If my words can help just one person feel less alone, or if they can give someone pause in a moment of darkness, then her impact lives on. And so does mine.

A woman with pink curly hair and glasses wearing a colorful, patterned dress with short sleeves and a waist tie, smiling and looking at the camera.
ALISA MODYLEVSKY
April 15th, 1989 - March 1st, 2025
My Chicago Fish

We sometimes encounter people, even perfect strangers, who begin to interest us at first sight, somehow suddenly, all at once, before a word has been spoken.”

 - Fyodor Dostoyevsky

Alisa Modylevsky was born on April 15th, 1989 in Kyiv, Ukraine, and her family immigrated to the U.S. in 1992 when she was three years old, eventually settling down in the suburbs of Chicago in Deerfield, Illinois. She was an only child, and she was ambitious from the very start. Alisa’s father was a successful and talented software engineer. She looked up to him as a shining example, and she was forever enamored by his talents and abilities and determined to do great things and make her father proud.

Throughout her childhood, Alisa was a talented and driven student. She was academically focused growing up, always setting herself up for a bright future. She was also incredibly gifted with her creative prowess. Alisa was a talented sketch artist and a superb opera singer as well.

She would become known amongst her friends and peers to be incredibly authentic, supportive, and encouraging. Alisa was fearless to be herself, and she would encourage anyone else around her to do the same and feel safe doing so, and she would make them feel joyed with her wonderful sense of humor.

Alisa graduated from the University of Michigan in 2011 with a bachelor’s degree in English. This would not only set up her future career, but it would add one more creative gift to her repertoire. As she had been with any creative endeavor she has explored previously, Alisa was an incredibly gifted writer. After graduating from college, Alisa began her career starting out as a copywriter, and then moved her way into marketing.

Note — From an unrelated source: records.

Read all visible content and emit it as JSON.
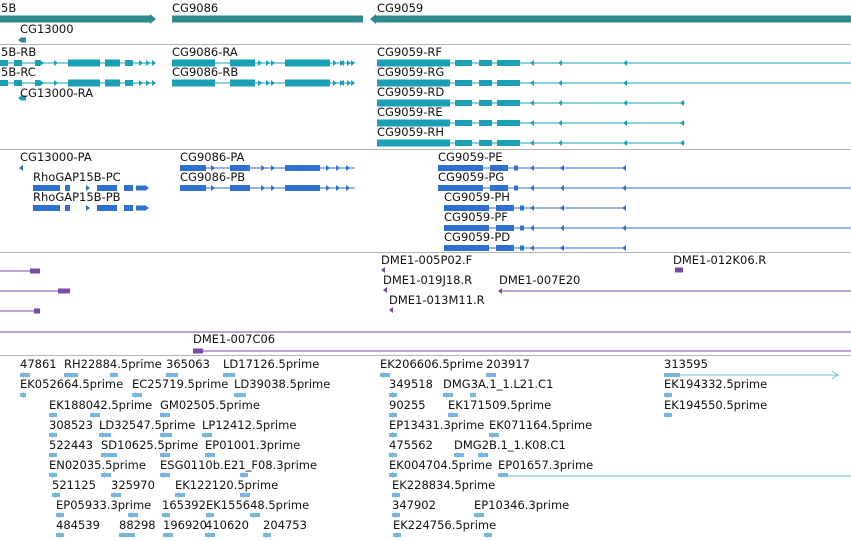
{
  "colors": {
    "gene": "#2e8b8b",
    "transcript": "#1aa0b4",
    "protein": "#2f6fcf",
    "clone": "#7b4aa8",
    "est": "#79b6dc",
    "divider": "#b5b5b5"
  },
  "genes": [
    {
      "id": "rhogap15b",
      "label": "5B",
      "partial": true
    },
    {
      "id": "cg13000",
      "label": "CG13000"
    },
    {
      "id": "cg9086",
      "label": "CG9086"
    },
    {
      "id": "cg9059",
      "label": "CG9059"
    }
  ],
  "transcripts": [
    {
      "id": "rhogap15b-rb",
      "label": "5B-RB"
    },
    {
      "id": "rhogap15b-rc",
      "label": "5B-RC"
    },
    {
      "id": "cg13000-ra",
      "label": "CG13000-RA"
    },
    {
      "id": "cg9086-ra",
      "label": "CG9086-RA"
    },
    {
      "id": "cg9086-rb",
      "label": "CG9086-RB"
    },
    {
      "id": "cg9059-rf",
      "label": "CG9059-RF"
    },
    {
      "id": "cg9059-rg",
      "label": "CG9059-RG"
    },
    {
      "id": "cg9059-rd",
      "label": "CG9059-RD"
    },
    {
      "id": "cg9059-re",
      "label": "CG9059-RE"
    },
    {
      "id": "cg9059-rh",
      "label": "CG9059-RH"
    }
  ],
  "proteins": [
    {
      "id": "cg13000-pa",
      "label": "CG13000-PA"
    },
    {
      "id": "rhogap15b-pc",
      "label": "RhoGAP15B-PC"
    },
    {
      "id": "rhogap15b-pb",
      "label": "RhoGAP15B-PB"
    },
    {
      "id": "cg9086-pa",
      "label": "CG9086-PA"
    },
    {
      "id": "cg9086-pb",
      "label": "CG9086-PB"
    },
    {
      "id": "cg9059-pe",
      "label": "CG9059-PE"
    },
    {
      "id": "cg9059-pg",
      "label": "CG9059-PG"
    },
    {
      "id": "cg9059-ph",
      "label": "CG9059-PH"
    },
    {
      "id": "cg9059-pf",
      "label": "CG9059-PF"
    },
    {
      "id": "cg9059-pd",
      "label": "CG9059-PD"
    }
  ],
  "clones": [
    {
      "id": "dme1-005p02",
      "label": "DME1-005P02.F"
    },
    {
      "id": "dme1-019j18",
      "label": "DME1-019J18.R"
    },
    {
      "id": "dme1-013m11",
      "label": "DME1-013M11.R"
    },
    {
      "id": "dme1-007e20",
      "label": "DME1-007E20"
    },
    {
      "id": "dme1-012k06",
      "label": "DME1-012K06.R"
    },
    {
      "id": "dme1-007c06",
      "label": "DME1-007C06"
    }
  ],
  "ests": [
    "47861",
    "RH22884.5prime",
    "365063",
    "LD17126.5prime",
    "EK052664.5prime",
    "EC25719.5prime",
    "LD39038.5prime",
    "EK188042.5prime",
    "GM02505.5prime",
    "308523",
    "LD32547.5prime",
    "LP12412.5prime",
    "522443",
    "SD10625.5prime",
    "EP01001.3prime",
    "EN02035.5prime",
    "ESG0110b.E21_F08.3prime",
    "521125",
    "325970",
    "EK122120.5prime",
    "EP05933.3prime",
    "165392",
    "EK155648.5prime",
    "484539",
    "88298",
    "196920",
    "410620",
    "204753",
    "EK206606.5prime",
    "203917",
    "349518",
    "DMG3A.1_1.L21.C1",
    "90255",
    "EK171509.5prime",
    "EP13431.3prime",
    "EK071164.5prime",
    "475562",
    "DMG2B.1_1.K08.C1",
    "EK004704.5prime",
    "EP01657.3prime",
    "EK228834.5prime",
    "347902",
    "EP10346.3prime",
    "EK224756.5prime",
    "313595",
    "EK194332.5prime",
    "EK194550.5prime"
  ]
}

After a few years, Alisa decided it was time for a change and she moved to Tacoma, Washington. Within days, Alisa and I matched on the dating app Tinder, and nearly 10 years of true love and romance would begin from there. Soon after moving in together, Alisa would begin her career in search engine optimization (SEO).

Alisa and I were engaged on October 6th, 2016, one week before her father would pass away peacefully during his sleep. After her father’s passing, Alisa became even more determined to move up in her career and continue to make him proud.

Alisa and I were married on August 16th, 2018. Alisa would continue to strive forward in her field, eventually becoming the Senior SEO Strategist for UW Medicine. During her tenure, Alisa was a constant force in advocating for mental health awareness, and she was always striving to improve services, provide awareness, and further promote their mental health facilities. She was truly empathetic to those who also struggled with mental illness.

On March 1st, 2025, Alisa lost her battle with depression. Through her own great pain, Alisa empathetically took great efforts to help lessen the suffering in others.

Alisa made an impact everywhere she went. Her unique qualities and her accepting, genuine, humorous, and compassionate nature made for great impressions with everyone who was fortunate enough to share her presence.

Alisa Modylevsky was a loving soul and a unique treasure that the world has lost too soon. She will be forever loved and forever missed, though even in death, Alisa continues to make strides to spread mental health awareness through her story and saving lives through her persisting impact.

One thing is for certain. Her father would most certainly be proud of her, and she continues to do so to this day.

Woman with purple and blue hair, wearing glasses, earrings, and a black top, smiling.